Spend the night in the port of Vis, visiting a local restaurant on the beach for fresh local seafood. Vis, known for its fishermen and seafarers, beautiful nature and growing tourist potential, is still relatively unknown and unspoilt, and has a wonderful atmosphere. The Greeks founded their first colony on Vis (named Issa) and planted the first grapevine there as early as the 4th century. Two churches from the 16th and the 17th centuries have been preserved, as well as the number of Renaissance houses. There are 54 bays around the island, each with its own character.

Day 5 Depart from Vis Town and cruise to Hvar (2 hours), stopping for water sports on the Pakleni islands off Hvar. Take a tour of Hvar in the afternoon. Sample the rich nightlife in one of Hvar’s many bars and clubs.

The island of Hvar, the longest Adriatic island, holds the record for the number of sunny days per year. A lot could be said about the cultural traditions on Hvar. The oldest relief of a ship in Europe was found here. The oldest community theatre in Europe was founded here in 1612, on one of the largest Renaissance squares. There is also the Renaissance cathedral with its original tower, rich treasury and many paintings by old masters. Several late Gothic buildings have been preserved on one of the largest squares, the most prominent among them being the unfinished palace of the Renaissance poet Petar Hektorovic. The island of Hvar is also famous for its St. Klement’s islands (PAKLENI OTOCI) small, partially wooded islands with gravel and sandy beaches. In the pine forest beyond there is a fortress, overlooking an exquisite botanical garden. Although the name means ‘Hell Islands’, they are not menacing at all. The word also means a kind of tar used in shipbuilding, which may be why the islands are singled out by yachtsmen.

Day 6 Depart from Hvar, and stop at one of the many coves on Brač for water sports (1.5 hours).  Continue up to Šibenik, then upriver to Skradin (4.5 hours) to visit the National Park and then have a tour of the waterfalls in the evening, finishing with a refreshing swim in the mountain waters at the foot of the falls.

Skradin is an attractive tourist destination, which is actually the entrance into the Krka National Park. The Krka River creates a myriad of cascades and waterfalls. There are seven waterfalls, Skradinski buk, the tallest limestone barrier in Europe (46 m in height) and Roski slap being the most beautiful ones. Between them is a small lake with the picturesque island of Visovac in the middle. A Franciscan monastery was built on Visovac in the 15th century.

Day 7 Depart from Skradin early in the morning, and cruise down to Split (5.5 hours), arriving at midday.

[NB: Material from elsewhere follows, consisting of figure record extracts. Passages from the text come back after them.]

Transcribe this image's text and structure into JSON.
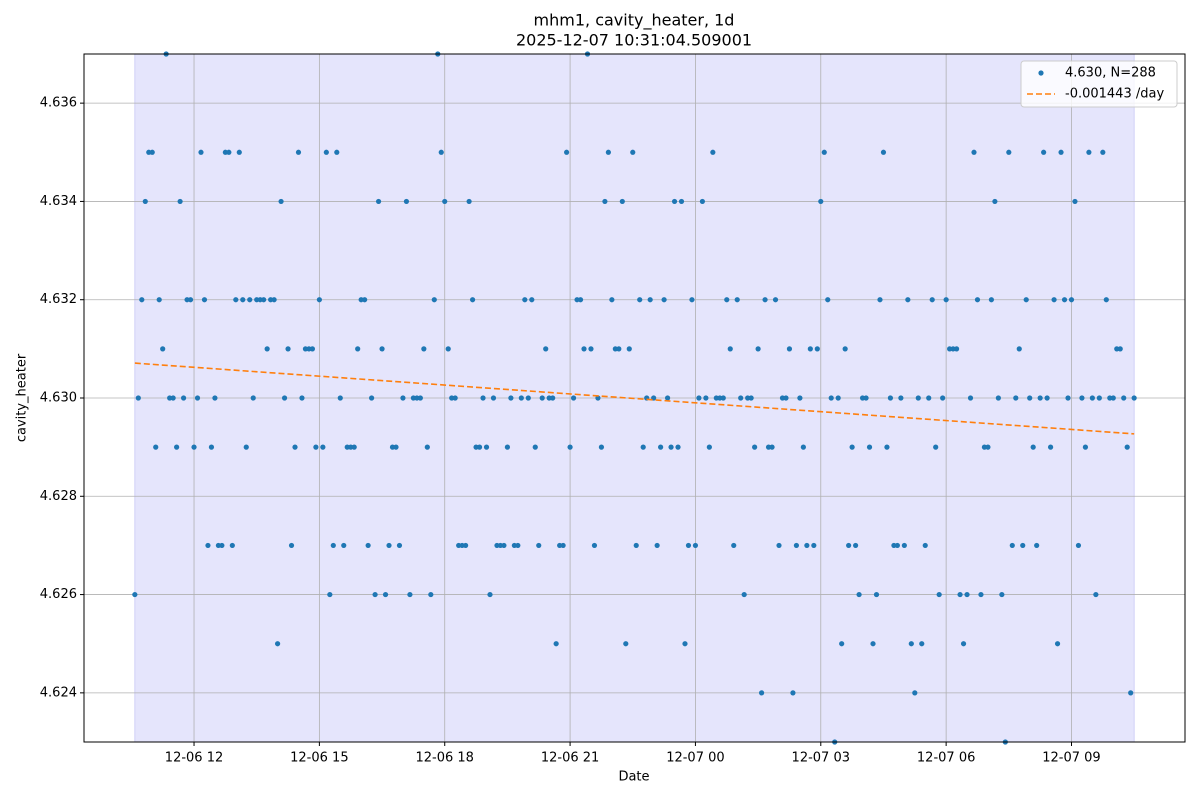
{
  "chart_data": {
    "type": "scatter",
    "title": "mhm1, cavity_heater, 1d",
    "subtitle": "2025-12-07 10:31:04.509001",
    "x_label": "Date",
    "y_label": "cavity_heater",
    "xlim": [
      "12-06 09:22",
      "12-07 11:43"
    ],
    "xticks": [
      {
        "value": "12-06 12:00",
        "label": "12-06 12"
      },
      {
        "value": "12-06 15:00",
        "label": "12-06 15"
      },
      {
        "value": "12-06 18:00",
        "label": "12-06 18"
      },
      {
        "value": "12-06 21:00",
        "label": "12-06 21"
      },
      {
        "value": "12-07 00:00",
        "label": "12-07 00"
      },
      {
        "value": "12-07 03:00",
        "label": "12-07 03"
      },
      {
        "value": "12-07 06:00",
        "label": "12-07 06"
      },
      {
        "value": "12-07 09:00",
        "label": "12-07 09"
      }
    ],
    "ylim": [
      4.623,
      4.637
    ],
    "yticks": [
      4.624,
      4.626,
      4.628,
      {
        "value": 4.63,
        "label": "4.630"
      },
      4.632,
      4.634,
      4.636
    ],
    "grid": true,
    "legend": "upper right",
    "shaded_span": {
      "x": [
        "12-06 10:35",
        "12-07 10:30"
      ],
      "color": "#e5e5fc"
    },
    "series": [
      {
        "name": "4.630, N=288",
        "color": "#1f77b4",
        "kind": "points",
        "x": [
          "12-06 10:35",
          "12-06 10:40",
          "12-06 10:45",
          "12-06 10:50",
          "12-06 10:55",
          "12-06 11:00",
          "12-06 11:05",
          "12-06 11:10",
          "12-06 11:15",
          "12-06 11:20",
          "12-06 11:25",
          "12-06 11:30",
          "12-06 11:35",
          "12-06 11:40",
          "12-06 11:45",
          "12-06 11:50",
          "12-06 11:55",
          "12-06 12:00",
          "12-06 12:05",
          "12-06 12:10",
          "12-06 12:15",
          "12-06 12:20",
          "12-06 12:25",
          "12-06 12:30",
          "12-06 12:35",
          "12-06 12:40",
          "12-06 12:45",
          "12-06 12:50",
          "12-06 12:55",
          "12-06 13:00",
          "12-06 13:05",
          "12-06 13:10",
          "12-06 13:15",
          "12-06 13:20",
          "12-06 13:25",
          "12-06 13:30",
          "12-06 13:35",
          "12-06 13:40",
          "12-06 13:45",
          "12-06 13:50",
          "12-06 13:55",
          "12-06 14:00",
          "12-06 14:05",
          "12-06 14:10",
          "12-06 14:15",
          "12-06 14:20",
          "12-06 14:25",
          "12-06 14:30",
          "12-06 14:35",
          "12-06 14:40",
          "12-06 14:45",
          "12-06 14:50",
          "12-06 14:55",
          "12-06 15:00",
          "12-06 15:05",
          "12-06 15:10",
          "12-06 15:15",
          "12-06 15:20",
          "12-06 15:25",
          "12-06 15:30",
          "12-06 15:35",
          "12-06 15:40",
          "12-06 15:45",
          "12-06 15:50",
          "12-06 15:55",
          "12-06 16:00",
          "12-06 16:05",
          "12-06 16:10",
          "12-06 16:15",
          "12-06 16:20",
          "12-06 16:25",
          "12-06 16:30",
          "12-06 16:35",
          "12-06 16:40",
          "12-06 16:45",
          "12-06 16:50",
          "12-06 16:55",
          "12-06 17:00",
          "12-06 17:05",
          "12-06 17:10",
          "12-06 17:15",
          "12-06 17:20",
          "12-06 17:25",
          "12-06 17:30",
          "12-06 17:35",
          "12-06 17:40",
          "12-06 17:45",
          "12-06 17:50",
          "12-06 17:55",
          "12-06 18:00",
          "12-06 18:05",
          "12-06 18:10",
          "12-06 18:15",
          "12-06 18:20",
          "12-06 18:25",
          "12-06 18:30",
          "12-06 18:35",
          "12-06 18:40",
          "12-06 18:45",
          "12-06 18:50",
          "12-06 18:55",
          "12-06 19:00",
          "12-06 19:05",
          "12-06 19:10",
          "12-06 19:15",
          "12-06 19:20",
          "12-06 19:25",
          "12-06 19:30",
          "12-06 19:35",
          "12-06 19:40",
          "12-06 19:45",
          "12-06 19:50",
          "12-06 19:55",
          "12-06 20:00",
          "12-06 20:05",
          "12-06 20:10",
          "12-06 20:15",
          "12-06 20:20",
          "12-06 20:25",
          "12-06 20:30",
          "12-06 20:35",
          "12-06 20:40",
          "12-06 20:45",
          "12-06 20:50",
          "12-06 20:55",
          "12-06 21:00",
          "12-06 21:05",
          "12-06 21:10",
          "12-06 21:15",
          "12-06 21:20",
          "12-06 21:25",
          "12-06 21:30",
          "12-06 21:35",
          "12-06 21:40",
          "12-06 21:45",
          "12-06 21:50",
          "12-06 21:55",
          "12-06 22:00",
          "12-06 22:05",
          "12-06 22:10",
          "12-06 22:15",
          "12-06 22:20",
          "12-06 22:25",
          "12-06 22:30",
          "12-06 22:35",
          "12-06 22:40",
          "12-06 22:45",
          "12-06 22:50",
          "12-06 22:55",
          "12-06 23:00",
          "12-06 23:05",
          "12-06 23:10",
          "12-06 23:15",
          "12-06 23:20",
          "12-06 23:25",
          "12-06 23:30",
          "12-06 23:35",
          "12-06 23:40",
          "12-06 23:45",
          "12-06 23:50",
          "12-06 23:55",
          "12-07 00:00",
          "12-07 00:05",
          "12-07 00:10",
          "12-07 00:15",
          "12-07 00:20",
          "12-07 00:25",
          "12-07 00:30",
          "12-07 00:35",
          "12-07 00:40",
          "12-07 00:45",
          "12-07 00:50",
          "12-07 00:55",
          "12-07 01:00",
          "12-07 01:05",
          "12-07 01:10",
          "12-07 01:15",
          "12-07 01:20",
          "12-07 01:25",
          "12-07 01:30",
          "12-07 01:35",
          "12-07 01:40",
          "12-07 01:45",
          "12-07 01:50",
          "12-07 01:55",
          "12-07 02:00",
          "12-07 02:05",
          "12-07 02:10",
          "12-07 02:15",
          "12-07 02:20",
          "12-07 02:25",
          "12-07 02:30",
          "12-07 02:35",
          "12-07 02:40",
          "12-07 02:45",
          "12-07 02:50",
          "12-07 02:55",
          "12-07 03:00",
          "12-07 03:05",
          "12-07 03:10",
          "12-07 03:15",
          "12-07 03:20",
          "12-07 03:25",
          "12-07 03:30",
          "12-07 03:35",
          "12-07 03:40",
          "12-07 03:45",
          "12-07 03:50",
          "12-07 03:55",
          "12-07 04:00",
          "12-07 04:05",
          "12-07 04:10",
          "12-07 04:15",
          "12-07 04:20",
          "12-07 04:25",
          "12-07 04:30",
          "12-07 04:35",
          "12-07 04:40",
          "12-07 04:45",
          "12-07 04:50",
          "12-07 04:55",
          "12-07 05:00",
          "12-07 05:05",
          "12-07 05:10",
          "12-07 05:15",
          "12-07 05:20",
          "12-07 05:25",
          "12-07 05:30",
          "12-07 05:35",
          "12-07 05:40",
          "12-07 05:45",
          "12-07 05:50",
          "12-07 05:55",
          "12-07 06:00",
          "12-07 06:05",
          "12-07 06:10",
          "12-07 06:15",
          "12-07 06:20",
          "12-07 06:25",
          "12-07 06:30",
          "12-07 06:35",
          "12-07 06:40",
          "12-07 06:45",
          "12-07 06:50",
          "12-07 06:55",
          "12-07 07:00",
          "12-07 07:05",
          "12-07 07:10",
          "12-07 07:15",
          "12-07 07:20",
          "12-07 07:25",
          "12-07 07:30",
          "12-07 07:35",
          "12-07 07:40",
          "12-07 07:45",
          "12-07 07:50",
          "12-07 07:55",
          "12-07 08:00",
          "12-07 08:05",
          "12-07 08:10",
          "12-07 08:15",
          "12-07 08:20",
          "12-07 08:25",
          "12-07 08:30",
          "12-07 08:35",
          "12-07 08:40",
          "12-07 08:45",
          "12-07 08:50",
          "12-07 08:55",
          "12-07 09:00",
          "12-07 09:05",
          "12-07 09:10",
          "12-07 09:15",
          "12-07 09:20",
          "12-07 09:25",
          "12-07 09:30",
          "12-07 09:35",
          "12-07 09:40",
          "12-07 09:45",
          "12-07 09:50",
          "12-07 09:55",
          "12-07 10:00",
          "12-07 10:05",
          "12-07 10:10",
          "12-07 10:15",
          "12-07 10:20",
          "12-07 10:25",
          "12-07 10:30"
        ],
        "values": [
          4.626,
          4.63,
          4.632,
          4.634,
          4.635,
          4.635,
          4.629,
          4.632,
          4.631,
          4.637,
          4.63,
          4.63,
          4.629,
          4.634,
          4.63,
          4.632,
          4.632,
          4.629,
          4.63,
          4.635,
          4.632,
          4.627,
          4.629,
          4.63,
          4.627,
          4.627,
          4.635,
          4.635,
          4.627,
          4.632,
          4.635,
          4.632,
          4.629,
          4.632,
          4.63,
          4.632,
          4.632,
          4.632,
          4.631,
          4.632,
          4.632,
          4.625,
          4.634,
          4.63,
          4.631,
          4.627,
          4.629,
          4.635,
          4.63,
          4.631,
          4.631,
          4.631,
          4.629,
          4.632,
          4.629,
          4.635,
          4.626,
          4.627,
          4.635,
          4.63,
          4.627,
          4.629,
          4.629,
          4.629,
          4.631,
          4.632,
          4.632,
          4.627,
          4.63,
          4.626,
          4.634,
          4.631,
          4.626,
          4.627,
          4.629,
          4.629,
          4.627,
          4.63,
          4.634,
          4.626,
          4.63,
          4.63,
          4.63,
          4.631,
          4.629,
          4.626,
          4.632,
          4.637,
          4.635,
          4.634,
          4.631,
          4.63,
          4.63,
          4.627,
          4.627,
          4.627,
          4.634,
          4.632,
          4.629,
          4.629,
          4.63,
          4.629,
          4.626,
          4.63,
          4.627,
          4.627,
          4.627,
          4.629,
          4.63,
          4.627,
          4.627,
          4.63,
          4.632,
          4.63,
          4.632,
          4.629,
          4.627,
          4.63,
          4.631,
          4.63,
          4.63,
          4.625,
          4.627,
          4.627,
          4.635,
          4.629,
          4.63,
          4.632,
          4.632,
          4.631,
          4.637,
          4.631,
          4.627,
          4.63,
          4.629,
          4.634,
          4.635,
          4.632,
          4.631,
          4.631,
          4.634,
          4.625,
          4.631,
          4.635,
          4.627,
          4.632,
          4.629,
          4.63,
          4.632,
          4.63,
          4.627,
          4.629,
          4.632,
          4.63,
          4.629,
          4.634,
          4.629,
          4.634,
          4.625,
          4.627,
          4.632,
          4.627,
          4.63,
          4.634,
          4.63,
          4.629,
          4.635,
          4.63,
          4.63,
          4.63,
          4.632,
          4.631,
          4.627,
          4.632,
          4.63,
          4.626,
          4.63,
          4.63,
          4.629,
          4.631,
          4.624,
          4.632,
          4.629,
          4.629,
          4.632,
          4.627,
          4.63,
          4.63,
          4.631,
          4.624,
          4.627,
          4.63,
          4.629,
          4.627,
          4.631,
          4.627,
          4.631,
          4.634,
          4.635,
          4.632,
          4.63,
          4.623,
          4.63,
          4.625,
          4.631,
          4.627,
          4.629,
          4.627,
          4.626,
          4.63,
          4.63,
          4.629,
          4.625,
          4.626,
          4.632,
          4.635,
          4.629,
          4.63,
          4.627,
          4.627,
          4.63,
          4.627,
          4.632,
          4.625,
          4.624,
          4.63,
          4.625,
          4.627,
          4.63,
          4.632,
          4.629,
          4.626,
          4.63,
          4.632,
          4.631,
          4.631,
          4.631,
          4.626,
          4.625,
          4.626,
          4.63,
          4.635,
          4.632,
          4.626,
          4.629,
          4.629,
          4.632,
          4.634,
          4.63,
          4.626,
          4.623,
          4.635,
          4.627,
          4.63,
          4.631,
          4.627,
          4.632,
          4.63,
          4.629,
          4.627,
          4.63,
          4.635,
          4.63,
          4.629,
          4.632,
          4.625,
          4.635,
          4.632,
          4.63,
          4.632,
          4.634,
          4.627,
          4.63,
          4.629,
          4.635,
          4.63,
          4.626,
          4.63,
          4.635,
          4.632,
          4.63,
          4.63,
          4.631,
          4.631,
          4.63,
          4.629,
          4.624,
          4.63
        ]
      },
      {
        "name": "-0.001443 /day",
        "color": "#ff7f0e",
        "kind": "dashed-line",
        "x": [
          "12-06 10:35",
          "12-07 10:30"
        ],
        "values": [
          4.63071,
          4.62927
        ]
      }
    ]
  }
}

Split is the largest town in Dalmatia and has long been an important commercial and transit trade centre. The city grew up round and within the huge palace of the Roman Emperor Diocletian, which around 614 year provided the shelter to inhabitants of the nearby devastated town of Salona. Diocletian’s Palace is the largest and best preserved late-antique palaces in the world. The city has a number of interesting museums and galleries. Thanks to its exceptional cultural monuments and tourist attractions, Split has become an inevitable tourist destination for Mediterranean cruises.